HVAC contractors (NAICS 238220 — Plumbing, Heating, and Air-Conditioning Contractors) access SBA 7(a) for fleet and acquisition, equipment financing for service vans and diagnostic tools, seasonal working capital lines to bridge the spring and fall peak-demand cycles, and invoice financing against commercial service-contract AR — each matched to the industry's seasonal demand spikes, equipment cost structure, and EPA refrigerant licensing requirements.
HVAC contractors (NAICS 238220) share a NAICS code with plumbing but have a distinct seasonal cash flow profile driven by climate-dependent demand. In northern states, residential HVAC revenue concentrates in summer (cooling) and the shoulder season before winter (heating system preparation) — spring and fall are ramp-up periods with high technician labor demand, equipment purchases, and van fleet utilization. In sun-belt states, cooling demand is near-constant from April through October, but winter slowdowns affect service revenue. Commercial HVAC adds a third model: preventive maintenance contracts with property managers and building owners generate predictable monthly revenue regardless of season, smoothing the cash flow profile that residential-only HVAC businesses must manage with working capital facilities. According to the BLS Quarterly Census of Employment and Wages, NAICS 238220 employs over 600,000 workers nationally — with HVAC mechanics and installers (SOC 49-9021) earning median wages above $55,000 — reflecting the high technician labor cost that makes working capital management critical for HVAC operators.
HVAC lenders evaluate 12-month annualized bank statements rather than peak-season snapshots because seasonal deposit variance is structural, not operational. A residential HVAC contractor generating 65% of annual revenue in May–September will show near-zero February–March deposits — this is normal for NAICS 238220, not a distress signal. The EPA Section 608 refrigerant certification is a mandatory pre-flight underwriting check: federal law requires HVAC technicians handling refrigerants to hold EPA 608 certification; companies with uncertified technicians handling refrigerants are operating in violation of the Clean Air Act and cannot pass SBA eligibility review. Commercial preventive maintenance contracts are the highest-value underwriting signal in HVAC: documented, recurring monthly revenue from property management companies and building owners provides forward cash flow certainty that lenders weight more favorably than residential break-fix revenue. The SBA Seasonal CAPLine is purpose-built for businesses like HVAC contractors with predictable seasonal revenue cycles.
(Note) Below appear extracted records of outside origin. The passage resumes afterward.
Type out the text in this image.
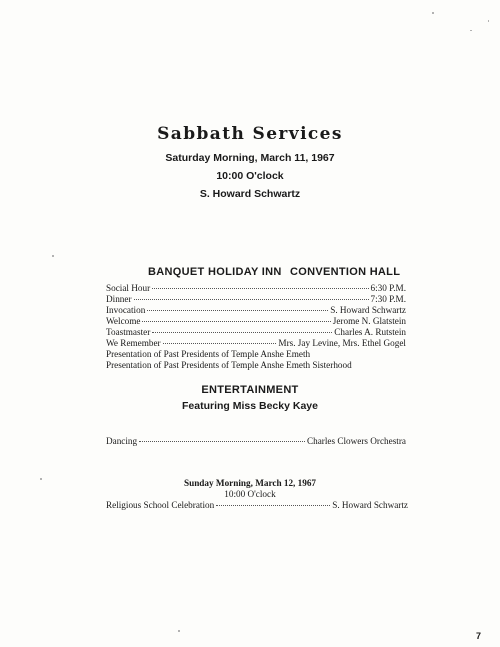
Sabbath Services
Saturday Morning, March 11, 1967
10:00 O'clock
S. Howard Schwartz
BANQUET HOLIDAY INN CONVENTION HALL
Social Hour	6:30 P.M.
Dinner	7:30 P.M.
Invocation	S. Howard Schwartz
Welcome	Jerome N. Glatstein
Toastmaster	Charles A. Rutstein
We Remember	Mrs. Jay Levine, Mrs. Ethel Gogel
Presentation of Past Presidents of Temple Anshe Emeth
Presentation of Past Presidents of Temple Anshe Emeth Sisterhood
ENTERTAINMENT
Featuring Miss Becky Kaye
Dancing	Charles Clowers Orchestra
Sunday Morning, March 12, 1967
10:00 O'clock
Religious School Celebration	S. Howard Schwartz
7
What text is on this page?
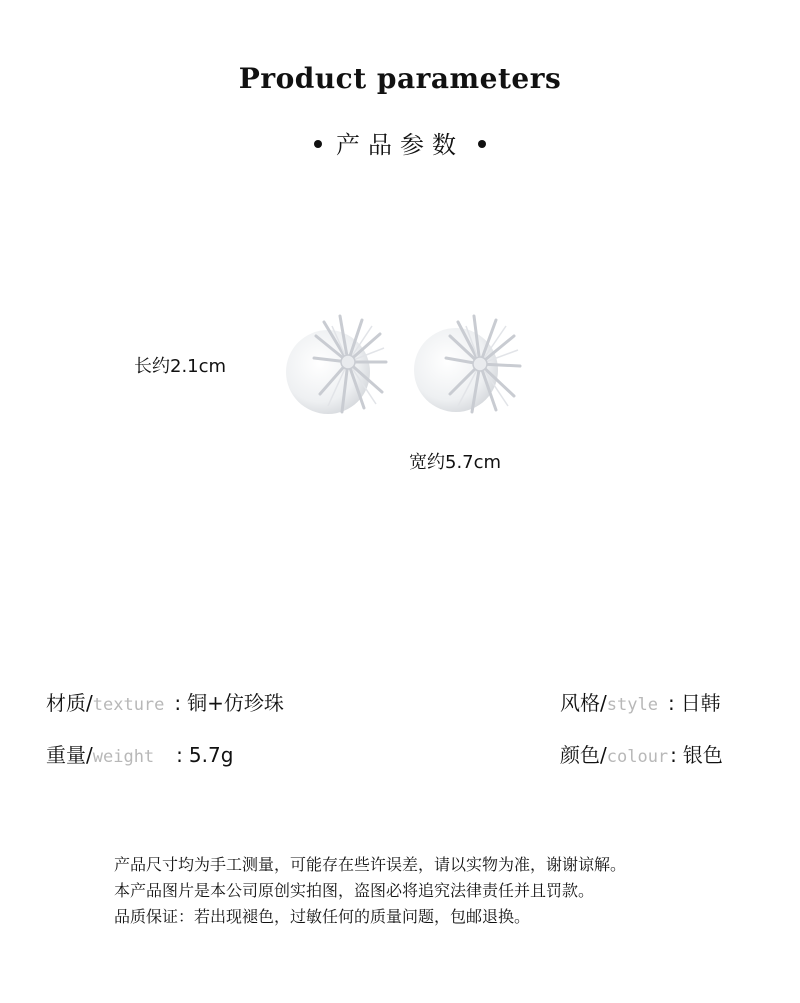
Product parameters
产品参数
长约2.1cm
宽约5.7cm
材质/texture : 铜+仿珍珠	风格/style : 日韩
重量/weight : 5.7g	颜色/colour : 银色
产品尺寸均为手工测量，可能存在些许误差，请以实物为准，谢谢谅解。
本产品图片是本公司原创实拍图，盗图必将追究法律责任并且罚款。
品质保证：若出现褪色，过敏任何的质量问题，包邮退换。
Underwriters evaluating HVAC contractors focus on: EPA 608 refrigerant certification compliance — a company with uncertified technicians handling refrigerants faces Clean Air Act violations that disqualify SBA loan applications; seasonal deposit variance — residential-only HVAC contractors show near-zero winter deposits that require 12-month statement normalization; equipment fleet age and condition — older service vans approaching 200,000 miles and refrigerant equipment nearing end-of-life are deferred-maintenance liabilities that reduce collateral quality; commercial contract concentration — a PM contract book with 40%+ of revenue from one property management company creates client concentration risk; technician certification and retention — HVAC is a tight labor market; companies with documented technician training programs and low turnover present operationally stronger loan files; and state contractor license currency — like all specialty trades, HVAC contractors must hold a valid state license for SBA eligibility.